Zu den Gesprächen zwischen der Türkei und Öcalan

von Gülistan Gürbey

Knapp 30 Jahre nach Beginn des Krieges zwischen der Türkei und der PKK (Arbeiterpartei Kurdistans), dem seit 1984 mehr als 40.000 Menschen zum Opfer fielen, hat sich auf beiden Seiten die Erkenntnis durchgesetzt, dass dieser Kampf militärisch nicht zu gewinnen ist. Die AKP-Regierung1 führt daher Gespräche mit dem Führer der PKK, Abdullah Öcalan, der im Februar 1999 zu lebenslanger Haft verurteilt wurde und auf der Gefängnisinsel Imrali inhaftiert ist. Ziel der AKP-Regierung ist es, die Entwaffnung der PKK und eine Beendigung des Gewaltkonfliktes zu erreichen.

Die Gespräche zwischen der AKP-Regierung und der PKK, die in der türkischen Öffentlichkeit als „Lösungsprozess“, „Imrali-Prozess“ oder „Friedensprozess“ bezeichnet werden, haben große Erwartungen an einen neuen Friedensprozess geweckt. Die inoffiziellen Gespräche laufen seit Herbst 2012 unter Leitung des türkischen Geheimdienstes MIT und sind die Fortsetzung der zuvor geheim geführten »Oslo-Gespräche«, die einen Rückschlag erlitten hatten und abgebrochen worden waren.

Tabubruch und Öcalans Aufruf

Bereits im Rahmen der »Oslo-Gespräche« hatte Öcalan 2007 und 2009 eine »Road Map« für eine politische Lösung erarbeitet und auf die Akzeptanz des türkischen Staates gehofft. Nun forderte Öcalan in seinem Aufruf zum Newrozfest am 21.3.2013, der in Diyarbakir in kurdischer und türkischer Sprache vor über einer Million Menschen verlesen wurde, die PKK-Führung im Kandilgebirge in Irakisch-Kurdistan zur Beendigung des bewaffneten Kampfes und zum Waffenstillstand auf. Die PKK-Führung reagierte tatsächlich mit einem Waffenstillstand und begann – wie von Öcalan gefordert – am 8. Mai 2013 mit dem Rückzug der etwa 2.000 PKK-Kämpfer aus der Türkei in die Lager im benachbarten Irakisch-Kurdistan.

Bereits in der Vergangenheit hatte die PKK acht Mal einseitig und auf eigene Initiative einen Waffenstillstand ausgerufen.
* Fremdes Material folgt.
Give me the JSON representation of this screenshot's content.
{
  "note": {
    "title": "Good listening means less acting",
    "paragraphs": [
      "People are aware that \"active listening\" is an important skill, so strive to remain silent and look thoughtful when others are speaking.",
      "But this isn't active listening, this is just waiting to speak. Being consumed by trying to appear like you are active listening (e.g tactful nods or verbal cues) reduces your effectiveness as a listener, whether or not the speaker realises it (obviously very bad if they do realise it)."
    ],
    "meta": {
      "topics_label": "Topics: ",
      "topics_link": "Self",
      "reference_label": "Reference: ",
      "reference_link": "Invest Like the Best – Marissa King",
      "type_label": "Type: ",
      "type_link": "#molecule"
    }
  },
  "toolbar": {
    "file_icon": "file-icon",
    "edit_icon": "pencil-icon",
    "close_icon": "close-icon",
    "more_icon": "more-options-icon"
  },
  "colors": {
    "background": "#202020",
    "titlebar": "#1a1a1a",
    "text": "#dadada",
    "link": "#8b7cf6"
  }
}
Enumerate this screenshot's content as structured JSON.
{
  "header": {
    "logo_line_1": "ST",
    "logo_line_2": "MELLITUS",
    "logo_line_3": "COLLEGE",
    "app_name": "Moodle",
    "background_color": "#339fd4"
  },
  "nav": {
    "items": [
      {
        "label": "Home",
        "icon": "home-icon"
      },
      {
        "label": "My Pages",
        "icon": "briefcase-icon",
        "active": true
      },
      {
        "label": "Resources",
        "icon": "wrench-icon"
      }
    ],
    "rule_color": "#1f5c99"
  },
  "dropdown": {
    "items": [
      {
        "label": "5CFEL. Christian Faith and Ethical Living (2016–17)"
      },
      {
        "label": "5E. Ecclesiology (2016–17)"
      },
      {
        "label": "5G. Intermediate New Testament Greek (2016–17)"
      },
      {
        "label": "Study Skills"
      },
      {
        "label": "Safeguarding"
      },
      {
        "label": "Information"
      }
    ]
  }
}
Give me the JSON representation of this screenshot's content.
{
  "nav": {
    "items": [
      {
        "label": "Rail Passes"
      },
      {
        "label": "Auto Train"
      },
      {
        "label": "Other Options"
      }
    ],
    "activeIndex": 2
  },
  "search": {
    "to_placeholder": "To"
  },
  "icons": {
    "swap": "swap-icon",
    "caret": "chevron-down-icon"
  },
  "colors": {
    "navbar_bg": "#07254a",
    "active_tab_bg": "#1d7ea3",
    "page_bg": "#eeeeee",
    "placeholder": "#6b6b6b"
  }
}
Nach der Festnahme von Öcalan im Februar 1999 hatte sie ihre Kämpfer ebenfalls aus der Türkei abgezogen und den bewaffneten Kampf bis 2004 ruhen lassen. Überdies hat sie ihre Maximalforderung (Gründung eines kurdischen Staates) zugunsten einer politischen Lösung im Rahmen des türkischen Staates modifiziert.

Die Bedeutung des aktuellen Waffenstillstandes und des Rückzuges liegen darin, dass sie Bestandteil und Ergebnis des Gesprächsprozesses zwischen dem türkischen Staat und Öcalan sind. Die AKP-Regierung akzeptiert nunmehr inoffiziell Öcalan und Vertreter der kurdischen Nationalbewegung sowie die im türkischen Parlament vertretene kurdische BDP (Partei für Frieden und Demokratie, der politische Arm der PKK) als Gesprächspartner. Damit bricht sie ein Tabu und weicht von ihrer bisherigen Grundposition ab, keine Gespräche mit »den Terroristen« zu führen. Diese Grundposition galt bislang als »rote Linie« der Kurdenpolitik.

Auf staatlicher Seite führt der türkische Geheimdienst direkte Gespräche mit Öcalan, den PKK-Vertretern in Europa und der PKK-Führung im Kandilgebirge. Den Auftrag dazu erteilte die AKP-Regierung bzw. Ministerpräsident Recep Tayyip Erdogan. Auf kurdischer Seite ist außer Öcalan die BDP als Vermittler direkt in den Prozess involviert. Erstmals seit der Inhaftierung Öcalans 1999 konnte Anfang Januar 2013 eine politische Delegation der BDP selbst mit Öcalan sprechen, nachdem dieser zuvor mehrere Monate lang sogar von Anwaltskontakten abgeschirmt worden war. Anschließend übermittelte die BDP Briefe zwischen Öcalan und der PKK-Führung im Kandilgebirge und in Europa. Erst nach diesem »Briefverkehr« kamen der Aufruf Öcalans zum Newrozfest und der Rückzug der PKK zustande.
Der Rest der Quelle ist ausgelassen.